Category: Travel & Holiday / Travel Writing
Publisher: Sort of Books
Publication date: 30 May 2002
Number of pages: 240
Prizes: Shortlisted for WHSmith Book Awards (Travel Writing) 2003.
Looks back on the author's former life - the hard times shearing in midwinter Sweden (and driving across the frozen sea to reach island farms); his first taste of Spain, learning flamenco guitar as a 20-year old; and his illustrious music career.
This sequel to Chris Stewart's bestselling autobiography-with-travel Driving Over Lemons is as entertaining, instructive and delightful as its predecessor. The story starts in the frozen winter wastes of Sweden, moose-country, where Chris is sheep-shearing, a money-spinner which provides enough in a month for the family (wife Ana, five-year-old daughter Chloe) to support their rural idyll all year. The idyll takes place in an Andalusian valley in the Alpujarras, the hills below Granada known for centuries as bandit-country for their rocky remoteness. Fortunately, sheep-shearing is a skill which facilitates acceptance among a peasant community in a land of yellow-fleeced mountain sheep and not much else. But what the land does have, and in crystalline abundance, is an even more precious commodity - water, a resource which may yet prove the ruin of the valley's community as silt from the new dam moves down the mountain. The parrot of the title is actually a parakeet, Porca, who falls in love with Ana, insists on sharing the matrimonial bed and constructs a nest out of the household cutlery while attempting to murder the competition (Chris and Chloe). While his talent lies in destruction, Porca's contribution to the household is to leave no room for quarrelsomeness in others. Even young Chloe becomes more philosophical about life's random injustices - a useful function. Sideshows feature the installation of an ecologically sound swimming-pool complete with voracious carp and copulating frogs. Authorial flashbacks include being booted out of Genesis just as it was beginning to make good; a crazy episode playing drumrolls in a circus for a troupe of homicidal acrobats which leads, as these things do, to rooming in a Seville brothel while learning flamenco guitar. Lack of success brings a career-change, sheep-shearing, which leads to Andalucia and thence to literature. Smart move, as it turned out. Elisabeth Luard is the author of Still Life. (Kirkus UK)
What the papers say:
"It is everything that made the first book so hugely successful - endearing, heartwarming, self-deprecating, sometimes surreal." Evening Standard"
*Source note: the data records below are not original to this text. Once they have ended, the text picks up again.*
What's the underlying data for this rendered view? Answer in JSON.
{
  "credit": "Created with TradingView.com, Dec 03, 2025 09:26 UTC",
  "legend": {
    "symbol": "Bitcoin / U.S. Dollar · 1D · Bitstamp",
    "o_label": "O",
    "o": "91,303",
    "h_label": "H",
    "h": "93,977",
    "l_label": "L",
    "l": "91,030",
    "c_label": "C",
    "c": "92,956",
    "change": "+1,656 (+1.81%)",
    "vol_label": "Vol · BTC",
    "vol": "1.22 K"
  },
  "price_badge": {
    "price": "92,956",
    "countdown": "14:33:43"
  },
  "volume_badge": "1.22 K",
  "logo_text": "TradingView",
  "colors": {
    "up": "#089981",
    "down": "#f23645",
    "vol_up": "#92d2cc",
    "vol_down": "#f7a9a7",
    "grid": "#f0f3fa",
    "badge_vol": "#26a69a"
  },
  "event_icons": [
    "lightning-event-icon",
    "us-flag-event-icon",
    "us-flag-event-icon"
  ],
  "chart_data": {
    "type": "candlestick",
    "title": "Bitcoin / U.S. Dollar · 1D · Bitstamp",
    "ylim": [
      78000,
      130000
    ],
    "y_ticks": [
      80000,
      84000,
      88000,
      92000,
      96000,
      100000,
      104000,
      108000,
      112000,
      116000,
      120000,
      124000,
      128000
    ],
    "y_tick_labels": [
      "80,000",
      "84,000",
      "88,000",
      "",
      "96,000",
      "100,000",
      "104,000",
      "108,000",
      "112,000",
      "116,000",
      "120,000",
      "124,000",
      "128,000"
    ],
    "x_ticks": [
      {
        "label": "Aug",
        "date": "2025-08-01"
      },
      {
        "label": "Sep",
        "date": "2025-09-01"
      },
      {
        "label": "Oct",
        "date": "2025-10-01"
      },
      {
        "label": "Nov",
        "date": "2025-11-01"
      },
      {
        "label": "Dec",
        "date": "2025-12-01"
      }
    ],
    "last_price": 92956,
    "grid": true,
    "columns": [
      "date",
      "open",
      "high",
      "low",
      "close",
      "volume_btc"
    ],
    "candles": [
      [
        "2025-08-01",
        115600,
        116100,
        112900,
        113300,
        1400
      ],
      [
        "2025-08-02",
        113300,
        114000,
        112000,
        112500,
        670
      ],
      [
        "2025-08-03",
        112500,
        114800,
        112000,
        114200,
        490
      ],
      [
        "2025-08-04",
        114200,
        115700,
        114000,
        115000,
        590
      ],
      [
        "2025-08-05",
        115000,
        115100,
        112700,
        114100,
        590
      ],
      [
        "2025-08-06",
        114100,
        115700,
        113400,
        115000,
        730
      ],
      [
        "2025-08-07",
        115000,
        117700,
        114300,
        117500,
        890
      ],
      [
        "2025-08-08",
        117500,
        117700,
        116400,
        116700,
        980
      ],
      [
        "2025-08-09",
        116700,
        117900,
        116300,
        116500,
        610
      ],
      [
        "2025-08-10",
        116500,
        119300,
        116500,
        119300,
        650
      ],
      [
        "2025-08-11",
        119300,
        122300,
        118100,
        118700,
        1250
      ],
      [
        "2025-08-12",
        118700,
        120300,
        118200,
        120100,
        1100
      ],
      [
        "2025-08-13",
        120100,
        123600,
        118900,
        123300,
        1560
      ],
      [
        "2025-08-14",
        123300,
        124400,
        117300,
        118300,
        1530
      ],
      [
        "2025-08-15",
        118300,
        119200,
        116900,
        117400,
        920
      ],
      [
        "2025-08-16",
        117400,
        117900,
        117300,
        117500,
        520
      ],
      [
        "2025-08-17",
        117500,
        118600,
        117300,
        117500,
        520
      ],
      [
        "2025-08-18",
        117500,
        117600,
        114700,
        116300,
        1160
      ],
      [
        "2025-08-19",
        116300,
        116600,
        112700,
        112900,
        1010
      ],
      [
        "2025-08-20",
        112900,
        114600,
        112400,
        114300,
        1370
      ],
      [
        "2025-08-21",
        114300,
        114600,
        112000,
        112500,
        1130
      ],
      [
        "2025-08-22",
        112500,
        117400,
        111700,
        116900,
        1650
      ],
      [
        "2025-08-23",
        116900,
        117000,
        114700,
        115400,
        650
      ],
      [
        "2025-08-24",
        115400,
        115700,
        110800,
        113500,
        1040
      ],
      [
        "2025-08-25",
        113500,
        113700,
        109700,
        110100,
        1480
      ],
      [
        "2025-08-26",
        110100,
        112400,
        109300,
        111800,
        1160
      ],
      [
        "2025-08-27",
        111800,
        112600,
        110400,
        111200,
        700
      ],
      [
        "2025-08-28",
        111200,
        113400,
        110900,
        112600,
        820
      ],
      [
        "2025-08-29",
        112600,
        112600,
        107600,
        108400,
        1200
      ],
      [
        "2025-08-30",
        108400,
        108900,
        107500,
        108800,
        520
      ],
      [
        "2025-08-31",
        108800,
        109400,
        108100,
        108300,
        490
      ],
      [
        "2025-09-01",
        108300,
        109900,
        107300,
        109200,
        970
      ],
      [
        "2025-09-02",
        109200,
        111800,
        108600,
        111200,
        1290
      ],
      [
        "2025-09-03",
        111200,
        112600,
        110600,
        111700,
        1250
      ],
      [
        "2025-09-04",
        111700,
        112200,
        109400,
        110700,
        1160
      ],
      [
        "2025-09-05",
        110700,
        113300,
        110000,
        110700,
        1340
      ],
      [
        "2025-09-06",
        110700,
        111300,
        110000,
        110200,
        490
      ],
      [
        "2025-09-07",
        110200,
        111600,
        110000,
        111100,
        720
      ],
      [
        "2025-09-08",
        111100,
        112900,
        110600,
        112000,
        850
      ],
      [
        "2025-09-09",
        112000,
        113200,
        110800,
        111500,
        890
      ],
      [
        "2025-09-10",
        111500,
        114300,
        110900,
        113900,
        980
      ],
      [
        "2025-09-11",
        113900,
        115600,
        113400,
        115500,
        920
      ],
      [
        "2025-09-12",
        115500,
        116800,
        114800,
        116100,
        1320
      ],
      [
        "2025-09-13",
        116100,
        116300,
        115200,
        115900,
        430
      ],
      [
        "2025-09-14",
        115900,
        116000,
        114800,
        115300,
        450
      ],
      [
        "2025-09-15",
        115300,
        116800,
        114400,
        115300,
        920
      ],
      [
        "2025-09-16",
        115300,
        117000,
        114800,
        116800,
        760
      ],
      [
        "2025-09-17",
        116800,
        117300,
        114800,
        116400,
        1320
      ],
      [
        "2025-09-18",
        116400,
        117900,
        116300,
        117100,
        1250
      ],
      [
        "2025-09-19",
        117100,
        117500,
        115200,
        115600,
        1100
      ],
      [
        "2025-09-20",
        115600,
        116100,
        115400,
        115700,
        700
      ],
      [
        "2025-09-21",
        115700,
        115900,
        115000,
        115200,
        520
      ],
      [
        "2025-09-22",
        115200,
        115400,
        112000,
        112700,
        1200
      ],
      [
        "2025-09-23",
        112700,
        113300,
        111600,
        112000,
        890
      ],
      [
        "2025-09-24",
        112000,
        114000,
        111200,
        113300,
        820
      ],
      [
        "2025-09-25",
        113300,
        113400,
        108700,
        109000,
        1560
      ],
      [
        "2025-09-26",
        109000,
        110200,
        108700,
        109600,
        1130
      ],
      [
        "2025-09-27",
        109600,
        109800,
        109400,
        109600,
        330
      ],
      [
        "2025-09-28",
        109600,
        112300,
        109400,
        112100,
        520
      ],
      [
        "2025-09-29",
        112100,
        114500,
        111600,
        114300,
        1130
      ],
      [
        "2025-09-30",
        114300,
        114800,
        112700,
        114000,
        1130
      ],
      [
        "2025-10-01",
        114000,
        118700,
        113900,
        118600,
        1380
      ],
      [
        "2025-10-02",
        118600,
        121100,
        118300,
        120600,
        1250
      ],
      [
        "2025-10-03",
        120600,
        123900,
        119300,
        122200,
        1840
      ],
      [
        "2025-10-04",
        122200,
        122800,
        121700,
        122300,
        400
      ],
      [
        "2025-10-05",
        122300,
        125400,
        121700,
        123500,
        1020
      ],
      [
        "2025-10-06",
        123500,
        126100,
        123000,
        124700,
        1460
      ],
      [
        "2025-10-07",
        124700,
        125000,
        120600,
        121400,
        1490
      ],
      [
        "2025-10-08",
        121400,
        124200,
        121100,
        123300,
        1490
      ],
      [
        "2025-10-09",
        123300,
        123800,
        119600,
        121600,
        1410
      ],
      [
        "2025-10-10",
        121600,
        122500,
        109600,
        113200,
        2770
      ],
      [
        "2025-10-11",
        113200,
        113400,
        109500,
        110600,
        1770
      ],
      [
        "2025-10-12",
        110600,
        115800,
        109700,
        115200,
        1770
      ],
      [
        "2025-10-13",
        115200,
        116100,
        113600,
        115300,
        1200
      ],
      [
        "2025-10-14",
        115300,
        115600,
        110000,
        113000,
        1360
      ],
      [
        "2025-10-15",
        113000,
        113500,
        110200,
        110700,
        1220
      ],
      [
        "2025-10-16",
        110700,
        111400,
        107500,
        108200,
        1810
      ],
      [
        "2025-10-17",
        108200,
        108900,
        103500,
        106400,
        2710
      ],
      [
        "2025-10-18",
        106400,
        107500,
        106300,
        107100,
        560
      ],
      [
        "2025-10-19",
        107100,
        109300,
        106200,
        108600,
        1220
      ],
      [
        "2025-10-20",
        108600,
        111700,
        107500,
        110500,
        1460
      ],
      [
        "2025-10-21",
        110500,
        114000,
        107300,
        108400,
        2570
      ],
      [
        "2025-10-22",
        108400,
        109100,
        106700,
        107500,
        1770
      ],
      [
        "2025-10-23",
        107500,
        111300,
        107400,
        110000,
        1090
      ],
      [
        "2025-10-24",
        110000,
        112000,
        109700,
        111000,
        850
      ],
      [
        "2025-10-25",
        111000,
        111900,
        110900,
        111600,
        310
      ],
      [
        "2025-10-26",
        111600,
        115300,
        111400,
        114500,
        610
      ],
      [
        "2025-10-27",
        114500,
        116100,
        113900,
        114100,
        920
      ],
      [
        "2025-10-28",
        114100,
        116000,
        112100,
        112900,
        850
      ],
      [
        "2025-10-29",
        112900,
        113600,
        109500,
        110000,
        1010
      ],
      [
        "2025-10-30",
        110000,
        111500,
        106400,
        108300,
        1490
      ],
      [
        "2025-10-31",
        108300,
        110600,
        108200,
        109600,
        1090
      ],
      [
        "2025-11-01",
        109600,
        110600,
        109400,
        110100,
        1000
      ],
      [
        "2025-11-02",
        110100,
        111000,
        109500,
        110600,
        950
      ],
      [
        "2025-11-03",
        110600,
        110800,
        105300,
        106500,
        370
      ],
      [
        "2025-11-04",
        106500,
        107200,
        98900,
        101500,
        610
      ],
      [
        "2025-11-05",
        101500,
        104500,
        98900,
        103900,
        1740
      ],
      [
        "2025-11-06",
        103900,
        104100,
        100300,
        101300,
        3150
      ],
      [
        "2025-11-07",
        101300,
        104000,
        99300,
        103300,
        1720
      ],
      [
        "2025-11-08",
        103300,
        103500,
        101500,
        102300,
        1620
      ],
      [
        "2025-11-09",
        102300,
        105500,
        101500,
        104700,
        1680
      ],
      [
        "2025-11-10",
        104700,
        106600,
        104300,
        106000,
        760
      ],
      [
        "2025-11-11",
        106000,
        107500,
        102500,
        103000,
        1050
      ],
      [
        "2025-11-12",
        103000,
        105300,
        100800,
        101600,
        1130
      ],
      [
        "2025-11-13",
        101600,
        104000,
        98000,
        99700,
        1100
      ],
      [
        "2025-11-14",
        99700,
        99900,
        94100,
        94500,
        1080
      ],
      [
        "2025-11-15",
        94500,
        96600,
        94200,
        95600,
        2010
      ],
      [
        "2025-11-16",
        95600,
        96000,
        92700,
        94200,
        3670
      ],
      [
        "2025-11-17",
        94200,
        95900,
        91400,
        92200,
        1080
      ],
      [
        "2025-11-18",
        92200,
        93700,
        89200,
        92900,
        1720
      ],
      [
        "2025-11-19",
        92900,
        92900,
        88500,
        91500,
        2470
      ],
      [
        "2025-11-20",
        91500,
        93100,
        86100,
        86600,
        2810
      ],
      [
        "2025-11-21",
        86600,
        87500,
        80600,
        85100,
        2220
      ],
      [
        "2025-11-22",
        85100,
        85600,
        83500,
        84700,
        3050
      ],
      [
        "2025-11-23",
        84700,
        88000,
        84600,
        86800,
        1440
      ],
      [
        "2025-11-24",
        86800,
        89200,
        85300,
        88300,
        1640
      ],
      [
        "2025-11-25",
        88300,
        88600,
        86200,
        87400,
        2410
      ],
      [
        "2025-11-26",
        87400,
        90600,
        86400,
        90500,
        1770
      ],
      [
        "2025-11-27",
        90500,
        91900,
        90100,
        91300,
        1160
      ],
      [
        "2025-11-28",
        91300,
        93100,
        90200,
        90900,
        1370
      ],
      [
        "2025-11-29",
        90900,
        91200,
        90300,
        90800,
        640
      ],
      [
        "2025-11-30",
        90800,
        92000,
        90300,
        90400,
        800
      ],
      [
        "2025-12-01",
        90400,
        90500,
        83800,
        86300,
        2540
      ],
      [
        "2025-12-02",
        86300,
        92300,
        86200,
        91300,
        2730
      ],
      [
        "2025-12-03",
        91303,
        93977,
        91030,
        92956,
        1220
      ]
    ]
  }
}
Chris Stewart prepared for life on a mountain farm in Spain with jobs of doubtful relevance. After leaving Genesis (he drummed on the first album), he joined a circus, learnt how to shear sheep, crewed a yacht in Greece, went to China for the Rough Guides, gained a pilot's license in Los Angeles, and completed a course in French cking. Despite the extraordinary success of his first two books, Chris, Ana and their daughter Chloe continue to live on their farm, with their numerous dogs, cats, chickens, sheep and one misanthropic parrot.